Shooting Scars (The Artists Trilogy #2)

I reached under her back and with a deft move, flipped her over and pulled her up so she was on all fours, back arched, ass widening beneath me. She wiggled it, just slightly, and the sight nearly made me come. I was a hair trigger.

I licked my fingers, then trailed them down the slit of her ass, feeling her pucker before dipping them down into the lake of her cleft. She was so fucking wet, so wet for me. I drew the moisture up and swirled my finger into her, one then two. I hadn’t known Ellie long enough in an intimate way to know if she was into anything anal. But it was a dream and I didn’t care. I’d have my way with her and she’d love it.

My breath hitched and she let out little fluttery moans that made my balls tighten. I slowly edged myself into her, feeling the heat and the impossible tightness, the taboo, the dirtiness. The wonderful, mouth-gaping dirtiness. We both cried out as I thrust in deep, my cock being squeezed until I couldn’t handle it anymore.

Then something changed. A wave of cold came out from the darkness and along with it, the shadowy silhouette of a man. There was only shape to him and thick substance, like a figure had been sculpted out of black tar and clay. The chill he brought made me stop dead, my fingers resting softly on the cheeks of her ass.

The man came closer and still he had no features. Ellie’s head was up and watching him, like a playful cat, while I remained lodged inside her. He stopped right in front of her face and she reached for him with one hand, taking his black erect appendage into her mouth and crying out with pleasure.

I shut my eyes tight, willing myself to be the one she was sucking off. My dreams could be somewhat lucid when I wanted them to.

When I opened them, it had worked. My cock was in Ellie’s mouth, her tongue running and up and down the underside. But now, the black shape was where I had been, pounding her hard from behind. I watched, unable to stop Ellie from sucking me off, not wanting the pleasure to end, while watching the blackness as it spread over her. I came loudly, spurting into her mouth, which she swallowed happily. Then she came, the pounding coming to a climax.

The man of black matter smiled. A flash of white teeth against the abyss.

Then he was gone.

And she was gone.

I woke up on Gus’s couch in the middle of the night, my dick in my hands, pumping myself until I was coming all over my stomach with sticky bursts. I bit my lip to keep from crying out, from waking up Gus, and once the sensation faded, I noticed with embarrassment that I’d pulled my shirt up in my sleep, avoiding a mess.

I lay back, breathing hard, staring up at the ceiling. As far as sex dreams went, that one took the cake. I didn’t feel a sense of relief and peace as I normally did after climaxing. I felt empty. I felt dirty – and not the good kind of dirty.

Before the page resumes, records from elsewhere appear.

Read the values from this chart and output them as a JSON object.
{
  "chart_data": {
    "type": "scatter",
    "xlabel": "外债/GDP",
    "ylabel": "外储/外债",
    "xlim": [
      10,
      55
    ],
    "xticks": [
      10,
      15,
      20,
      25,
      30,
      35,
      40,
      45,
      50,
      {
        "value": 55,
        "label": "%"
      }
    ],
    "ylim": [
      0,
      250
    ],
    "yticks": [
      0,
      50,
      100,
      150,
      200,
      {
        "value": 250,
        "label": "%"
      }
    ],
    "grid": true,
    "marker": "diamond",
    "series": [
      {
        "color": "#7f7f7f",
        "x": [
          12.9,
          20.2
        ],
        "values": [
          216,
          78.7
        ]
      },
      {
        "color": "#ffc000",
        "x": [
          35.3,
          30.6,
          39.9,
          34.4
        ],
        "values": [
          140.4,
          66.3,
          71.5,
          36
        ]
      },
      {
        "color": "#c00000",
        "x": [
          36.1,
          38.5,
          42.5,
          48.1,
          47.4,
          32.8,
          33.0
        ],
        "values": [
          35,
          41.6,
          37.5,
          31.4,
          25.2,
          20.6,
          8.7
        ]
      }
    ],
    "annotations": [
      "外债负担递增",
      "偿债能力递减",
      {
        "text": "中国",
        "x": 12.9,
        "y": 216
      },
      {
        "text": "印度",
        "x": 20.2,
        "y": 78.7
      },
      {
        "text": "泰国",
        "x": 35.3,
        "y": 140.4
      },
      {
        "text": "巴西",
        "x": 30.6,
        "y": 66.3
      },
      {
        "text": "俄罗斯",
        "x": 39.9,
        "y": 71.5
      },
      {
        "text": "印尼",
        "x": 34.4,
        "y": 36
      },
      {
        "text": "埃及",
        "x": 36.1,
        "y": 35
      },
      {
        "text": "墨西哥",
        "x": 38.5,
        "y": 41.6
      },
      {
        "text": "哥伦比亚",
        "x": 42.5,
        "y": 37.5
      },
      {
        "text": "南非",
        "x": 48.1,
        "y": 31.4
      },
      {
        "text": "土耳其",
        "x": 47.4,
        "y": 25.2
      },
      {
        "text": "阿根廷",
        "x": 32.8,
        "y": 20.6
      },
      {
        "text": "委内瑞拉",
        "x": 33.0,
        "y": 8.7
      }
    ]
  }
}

I wiped up the mess with a few tissues and threw them in the trash. The door to his room was closed and I could hear him snoring loudly. There was no way I’d be going back to sleep now, even though the microwave clock said it was 4AM. The dream had thrilled then scared me and I didn’t want to give it thought, to give it power, to think what it had meant. I had to find Ellie first, then I’d deal with my subconscious.

Yesterday, after Gus had put it in my head that Ellie could be suffering from “Stockholm syndrome on steroids”, I could tell he was half-expecting me to pull out. To give up, to let Gus carry on the plan. It was probably what he wanted anyway, better off him than some bumbling puppy who was wanted by the police.

But I couldn’t. I was invested, as deep as I could be and as emotionally connected to Ellie than I’d ever been to anyone. In some ways, even Ben. I didn’t quite know why but that was the thing about love sometimes. It gave you few reasons and the rest was out of your hands.

Last night, I had told Gus that I was going to find her no matter what. If he wanted to help, then great. But if he didn’t, it wouldn’t stop me. Now that I knew exactly what was at stake – Ellie’s life, Ellie’s heart – I was all in.

“Even if Ellie doesn’t want to leave and Javier dies by my own bloody hands, I’m in it to the end,” I had said.

I don’t know if it’s because my veins were bulging out of my forehead or that I felt like a thousand suns were burning through my body and out of my eyes, but Gus finally nodded and said “alright.” He would help me get Ellie back.

To be honest, I think the idea of killing Javier put a little motivation in him, like a drop of blood in a shark tank. It wasn’t something I was banking on but I was prepared to do it. To know that Gus would be there to back me up helped, and also it made me realize the lengths I was prepared to go to save her, even on my own. It made me realize that in saving her, I might lose myself, lose any morals or convictions I once had. Camden McQueen might end up a stranger to even me when it was all said and done.